Seit kurzem erster Generalsekretär in der Geschichte von Berlusconi’s Wahlverein „Volk der Freiheit“, davor war er ein kreativer Justizminister, der u. a. ein Immunitätsgesetz schrieb, mit dem er seinem Chef Kopf und Kragen und auch sonst noch einiges rettete. Das Gesetz wurde zwar als verfassungswidrig abgelehnt, aber bis dahin waren kostbare Monate und Monate vergangen, in denen die Verjährung ticke tacke ticke tacke ungerührt weiter ablief. Kurz: Angelino gehört zu den hardcore-Getreuen, schlau und jung und bissig. Sogar einen Hauch berlusconesker Leichtigkeit bewies er in diesen Tagen der Krise. Auf seiner Facebook fanpage bat er seine Freunde, ihm ihre Herzenslieder für seine neue playlist vorzuschlagen. Wenn’s sonst keine Probleme gibt. Das Engelchen muss jetzt also ran und das Erbe sichern. Und 2013, wenn sich die Wogen geglättet haben, den Italienern nach wenig amüsanten Sparpaketen mal wieder sehr nach einem gute Laune Clown ist, dann könnte Berlusconi Staatspräsident Napolitani ablösen.
GOTT BEWAHRE!!
Die Börsen drehten am Tag nach dem bisschen Rücktritt komplett durch, die Zinsen, die Italien für seine Anleihen zahlen muss, tanzten auf europäischem Rekordhoch.

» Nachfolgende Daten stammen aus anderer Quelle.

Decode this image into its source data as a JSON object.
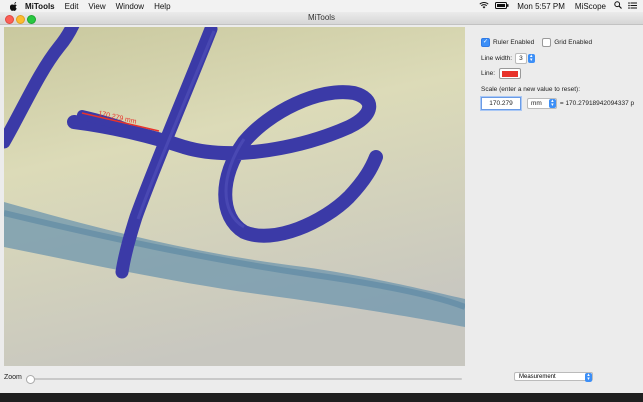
{
  "menubar": {
    "app_name": "MiTools",
    "menus": [
      "Edit",
      "View",
      "Window",
      "Help"
    ],
    "clock": "Mon 5:57 PM",
    "status_app": "MiScope"
  },
  "window": {
    "title": "MiTools",
    "measurement_label": "170.279 mm"
  },
  "panel": {
    "ruler_label": "Ruler Enabled",
    "ruler_checked": true,
    "grid_label": "Grid Enabled",
    "grid_checked": false,
    "line_width_label": "Line width:",
    "line_width_value": "3",
    "line_label": "Line:",
    "line_color": "#e8332b",
    "scale_label": "Scale (enter a new value to reset):",
    "scale_value": "170.279",
    "unit_value": "mm",
    "scale_result": "= 170.27918942094337 p"
  },
  "bottom": {
    "zoom_label": "Zoom",
    "zoom_level": 0,
    "mode_value": "Measurement"
  },
  "colors": {
    "accent": "#3c8ff7",
    "ink": "#3b3aa7",
    "line": "#e8332b"
  }
}
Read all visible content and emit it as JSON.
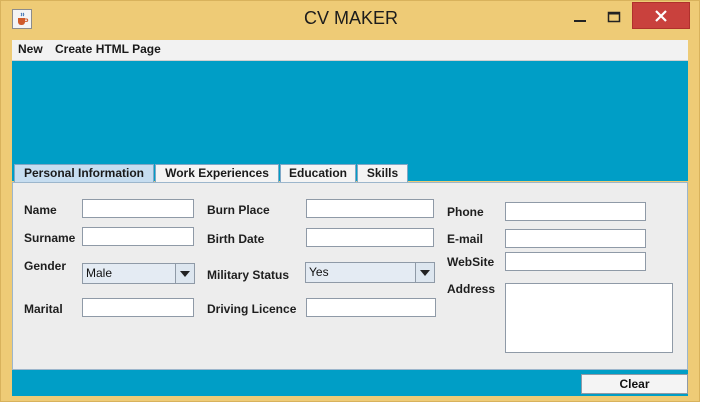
{
  "window": {
    "title": "CV MAKER",
    "icons": {
      "app": "java-cup-icon",
      "minimize": "minimize-icon",
      "maximize": "maximize-icon",
      "close": "close-icon"
    }
  },
  "menu": {
    "items": [
      "New",
      "Create HTML Page"
    ]
  },
  "tabs": [
    "Personal Information",
    "Work Experiences",
    "Education",
    "Skills"
  ],
  "form": {
    "col1": {
      "name_label": "Name",
      "surname_label": "Surname",
      "gender_label": "Gender",
      "gender_value": "Male",
      "marital_label": "Marital"
    },
    "col2": {
      "burn_place_label": "Burn Place",
      "birth_date_label": "Birth Date",
      "military_label": "Military Status",
      "military_value": "Yes",
      "driving_label": "Driving Licence"
    },
    "col3": {
      "phone_label": "Phone",
      "email_label": "E-mail",
      "website_label": "WebSite",
      "address_label": "Address"
    }
  },
  "footer": {
    "clear_label": "Clear"
  },
  "colors": {
    "banner": "#009ec6",
    "frame": "#eecb76",
    "close": "#c9413d",
    "active_tab": "#c6ddf0"
  }
}
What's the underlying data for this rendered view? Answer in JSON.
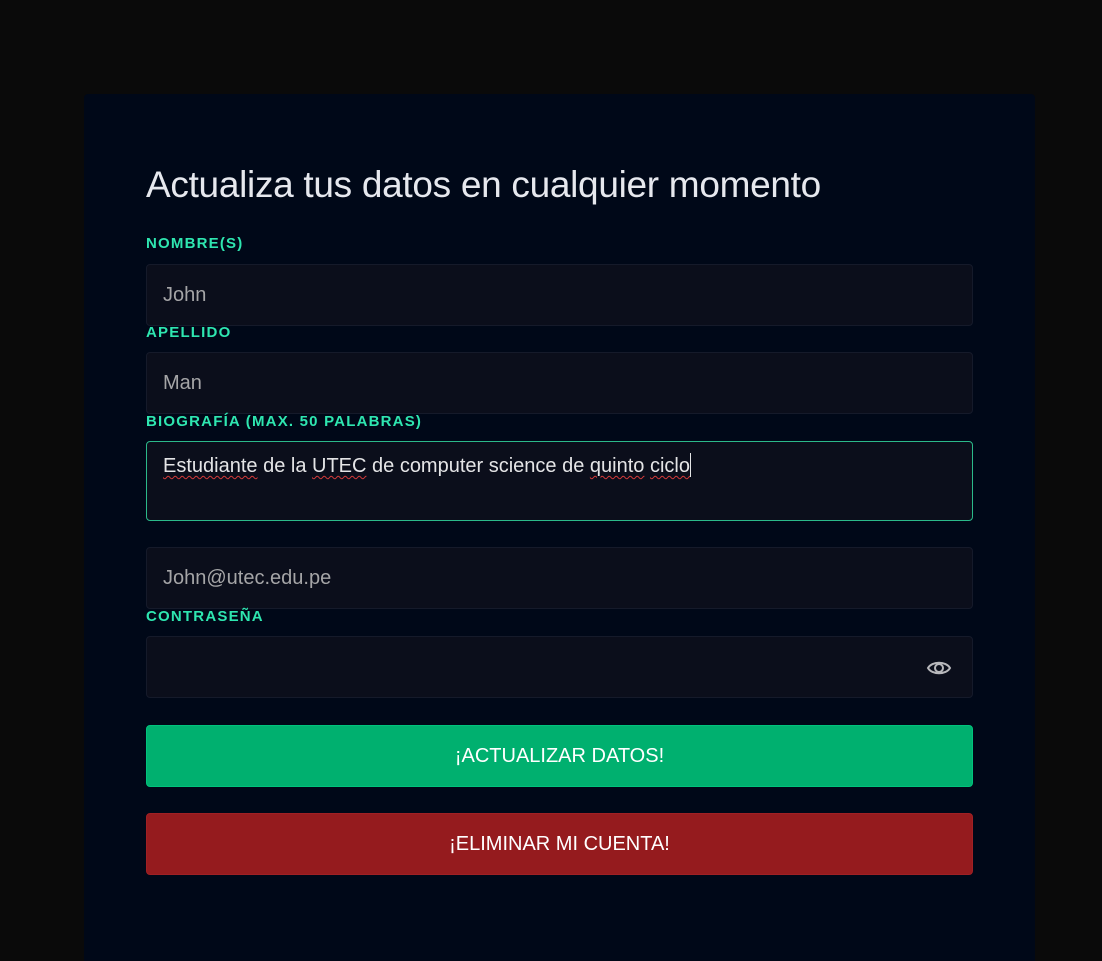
{
  "form": {
    "title": "Actualiza tus datos en cualquier momento",
    "fields": {
      "nombre": {
        "label": "NOMBRE(S)",
        "value": "John"
      },
      "apellido": {
        "label": "APELLIDO",
        "value": "Man"
      },
      "biografia": {
        "label": "BIOGRAFÍA (MAX. 50 PALABRAS)",
        "words": [
          "Estudiante",
          " de la ",
          "UTEC",
          " de computer science de ",
          "quinto",
          " ",
          "ciclo"
        ]
      },
      "email": {
        "value": "John@utec.edu.pe"
      },
      "password": {
        "label": "CONTRASEÑA",
        "value": "",
        "toggle_icon": "eye-icon"
      }
    },
    "buttons": {
      "update": "¡ACTUALIZAR DATOS!",
      "delete": "¡ELIMINAR MI CUENTA!"
    },
    "colors": {
      "accent": "#2ee6b0",
      "update_button": "#00b06f",
      "delete_button": "#951b1e",
      "card_background": "#000818"
    }
  }
}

Was tun? Die Opposition fordert eine neue Regierung bis Montag, Staatspräsident Napolitano, dieser weise alte Mann ist wahrhaftig ein Segen für Italien, drückte am Abend ordentlich auf die Tube: Noch bevor Berlusconi seine Mixtur fertig anrühren konnte, ernannte er Mario Monti, ex Eu-Kommissar und Ökonom mit hohem internationalen Prestige, zum Senator auf Lebenszeit. Er soll versuchen, eine Übergangsregierung zu bilden. Wahlkampf mit den üblichen Späßen kann sich Italien grade nicht leisten.
Das Stabilitätsgesetz soll Samstag verabschiedet werden und dann dann dann – jawollja!
Und bis dahin, ragazzi? Voodoo Voodoo Voodoo – Sandsäcke aufhängen und mit der richtigen Vision bearbeiten.